Doublevil / JmdictFurigana

A Japanese dictionary resource that attaches furigana to individual words
150 stars 13 forks source link

Missing 今年 (ことし), 七夕 (たなばた), and others #12

Closed BlueRaja closed 4 years ago

BlueRaja commented 4 years ago

The usual pronunciation of 今年 is ことし, but the only listing in JmdictFurigana is

今年|こんねん|0:こん;1:ねん

Here is the listing within the latest JMDict_e:

<entry>
  <ent_seq>1579130</ent_seq>
  <k_ele>
    <keb>今年</keb>
    <ke_pri>ichi1</ke_pri>
    <ke_pri>news1</ke_pri>
    <ke_pri>nf01</ke_pri>
  </k_ele>
  <r_ele>
    <reb>ことし</reb>
    <re_pri>ichi1</re_pri>
    <re_pri>news1</re_pri>
    <re_pri>nf01</re_pri>
  </r_ele>
  <r_ele>
    <reb>こんねん</reb>
  </r_ele>
  <sense>
    <pos>&n-adv;</pos>
    <pos>&n-t;</pos>
    <gloss>this year</gloss>
  </sense>
</entry>

Another example: 七夕 (たなばた)

七夕|しちせき|0:しち;1:せき
<entry>
  <ent_seq>1579640</ent_seq>
  <k_ele>
    <keb>七夕</keb>
    <ke_pri>ichi1</ke_pri>
    <ke_pri>news1</ke_pri>
    <ke_pri>nf22</ke_pri>
  </k_ele>
  <k_ele>
    <keb>棚機</keb>
  </k_ele>
  <k_ele>
    <keb>織女</keb>
  </k_ele>
  <k_ele>
    <keb>棚幡</keb>
    <ke_inf>&oK;</ke_inf>
  </k_ele>
  <r_ele>
    <reb>たなばた</reb>
    <re_pri>ichi1</re_pri>
    <re_pri>news1</re_pri>
    <re_pri>nf22</re_pri>
  </r_ele>
  <r_ele>
    <reb>しちせき</reb>
    <re_restr>七夕</re_restr>
  </r_ele>
  <sense>
    <pos>&n;</pos>
    <xref>五節句</xref>
    <gloss>Festival of the Weaver (July 7th)</gloss>
    <gloss>Star Festival (one of the five annual festivals)</gloss>
  </sense>
</entry>

Other missing kanji (I haven't manually verified these, so some may be incorrect): 広がった枝 天皇 経緯 三越 東芝 平壌 伊勢丹 蒔絵 正木 晨朝 筑子 水俣病 淀川 高麗 贅沢 浪漫 西藏 可哀相 散らかった紙屑 親父 桔梗 神奈川県 御飯 愛媛県 凛々しい 烏龍茶


FWIW, both 今年|ことし and 七夕|たなばた existed in JmdictFurigana 1.2, but not 1.3. Others, like 天皇|てんのう, have never existed.

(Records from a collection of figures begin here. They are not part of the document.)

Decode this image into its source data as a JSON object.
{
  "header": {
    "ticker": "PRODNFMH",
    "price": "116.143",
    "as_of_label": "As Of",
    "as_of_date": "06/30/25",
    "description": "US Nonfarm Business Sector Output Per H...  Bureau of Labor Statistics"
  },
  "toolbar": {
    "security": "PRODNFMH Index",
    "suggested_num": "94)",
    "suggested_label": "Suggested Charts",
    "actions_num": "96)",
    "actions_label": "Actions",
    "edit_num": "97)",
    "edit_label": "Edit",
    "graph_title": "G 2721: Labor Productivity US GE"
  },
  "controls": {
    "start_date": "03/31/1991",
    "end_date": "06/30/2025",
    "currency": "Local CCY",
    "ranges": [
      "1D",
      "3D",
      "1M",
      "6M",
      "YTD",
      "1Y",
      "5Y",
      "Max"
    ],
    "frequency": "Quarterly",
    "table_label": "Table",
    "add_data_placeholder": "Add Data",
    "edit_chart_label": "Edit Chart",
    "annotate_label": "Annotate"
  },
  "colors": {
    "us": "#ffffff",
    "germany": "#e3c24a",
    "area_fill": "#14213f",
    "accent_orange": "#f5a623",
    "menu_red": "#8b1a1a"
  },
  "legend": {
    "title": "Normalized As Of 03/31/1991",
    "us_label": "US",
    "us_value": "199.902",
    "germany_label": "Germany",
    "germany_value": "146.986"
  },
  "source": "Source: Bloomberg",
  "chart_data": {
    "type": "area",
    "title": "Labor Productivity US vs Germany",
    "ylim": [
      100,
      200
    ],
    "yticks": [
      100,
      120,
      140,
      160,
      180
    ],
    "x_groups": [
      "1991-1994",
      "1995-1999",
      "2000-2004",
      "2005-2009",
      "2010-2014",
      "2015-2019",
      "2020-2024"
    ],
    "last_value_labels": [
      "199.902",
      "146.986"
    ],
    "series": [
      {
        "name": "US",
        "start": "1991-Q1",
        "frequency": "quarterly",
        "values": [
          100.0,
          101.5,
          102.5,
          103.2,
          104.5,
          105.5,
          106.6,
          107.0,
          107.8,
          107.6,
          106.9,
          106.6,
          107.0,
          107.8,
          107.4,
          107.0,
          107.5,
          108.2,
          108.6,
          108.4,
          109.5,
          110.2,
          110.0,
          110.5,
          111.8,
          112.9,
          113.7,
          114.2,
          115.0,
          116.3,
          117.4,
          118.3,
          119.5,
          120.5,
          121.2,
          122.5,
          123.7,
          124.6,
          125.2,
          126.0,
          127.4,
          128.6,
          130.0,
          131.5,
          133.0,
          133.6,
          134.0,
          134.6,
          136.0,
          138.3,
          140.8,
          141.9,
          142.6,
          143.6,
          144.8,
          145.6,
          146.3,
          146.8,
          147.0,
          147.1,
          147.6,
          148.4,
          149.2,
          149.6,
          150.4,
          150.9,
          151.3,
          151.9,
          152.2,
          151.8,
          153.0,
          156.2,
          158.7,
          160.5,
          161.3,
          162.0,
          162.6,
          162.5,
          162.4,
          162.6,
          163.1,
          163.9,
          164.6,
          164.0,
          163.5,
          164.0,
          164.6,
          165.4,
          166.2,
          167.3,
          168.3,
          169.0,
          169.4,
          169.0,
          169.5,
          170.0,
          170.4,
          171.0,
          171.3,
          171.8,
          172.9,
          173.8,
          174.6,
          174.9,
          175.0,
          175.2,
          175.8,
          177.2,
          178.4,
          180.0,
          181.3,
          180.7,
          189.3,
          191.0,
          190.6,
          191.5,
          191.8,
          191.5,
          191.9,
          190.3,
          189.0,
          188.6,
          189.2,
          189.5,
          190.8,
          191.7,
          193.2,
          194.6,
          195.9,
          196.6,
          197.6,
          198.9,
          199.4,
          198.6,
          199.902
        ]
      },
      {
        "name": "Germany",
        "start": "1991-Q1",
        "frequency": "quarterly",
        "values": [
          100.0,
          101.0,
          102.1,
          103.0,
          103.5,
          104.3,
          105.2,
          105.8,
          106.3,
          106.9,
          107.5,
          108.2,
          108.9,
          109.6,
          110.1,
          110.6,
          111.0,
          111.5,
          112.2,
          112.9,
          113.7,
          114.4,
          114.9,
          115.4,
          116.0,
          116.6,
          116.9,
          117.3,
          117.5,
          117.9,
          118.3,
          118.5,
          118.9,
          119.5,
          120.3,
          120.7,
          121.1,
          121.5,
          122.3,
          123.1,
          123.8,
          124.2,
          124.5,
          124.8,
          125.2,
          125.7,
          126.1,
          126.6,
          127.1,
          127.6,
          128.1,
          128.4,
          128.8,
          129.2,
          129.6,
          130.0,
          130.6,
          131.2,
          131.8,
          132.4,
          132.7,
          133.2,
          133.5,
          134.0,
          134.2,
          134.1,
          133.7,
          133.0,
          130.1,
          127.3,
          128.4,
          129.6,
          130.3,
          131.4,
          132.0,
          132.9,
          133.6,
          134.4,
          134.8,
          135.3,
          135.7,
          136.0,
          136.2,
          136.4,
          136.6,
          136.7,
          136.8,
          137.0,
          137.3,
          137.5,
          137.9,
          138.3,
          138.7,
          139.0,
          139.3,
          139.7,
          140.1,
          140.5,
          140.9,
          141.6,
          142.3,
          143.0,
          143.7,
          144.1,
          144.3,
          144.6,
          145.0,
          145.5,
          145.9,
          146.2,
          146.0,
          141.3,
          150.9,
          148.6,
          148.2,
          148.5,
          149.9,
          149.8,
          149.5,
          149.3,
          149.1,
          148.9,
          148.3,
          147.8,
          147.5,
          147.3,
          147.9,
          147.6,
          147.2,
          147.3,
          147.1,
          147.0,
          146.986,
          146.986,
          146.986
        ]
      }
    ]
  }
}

Doublevil commented 4 years ago

It was just a bunch of special readings missing from the dedicated file. Some of these readings had been in a previous version of the special readings file but were removed when I implemented a better special readings list. They are now back. I also added some kanji readings to handle stuff like 親父 and 凛々しい.

Some of the expressions from your list are names or sentence parts. If you want to add more proper nouns to the special readings list, you are free to do it, but there are many, many unsolved names in the Jmedict and the aim of this project is not to have a comprehensive list of names (most of the ones that can't be solved are not interesting to cut in furigana parts anyways).

In any case, the main ones that were missing are now part of the 2.2 release.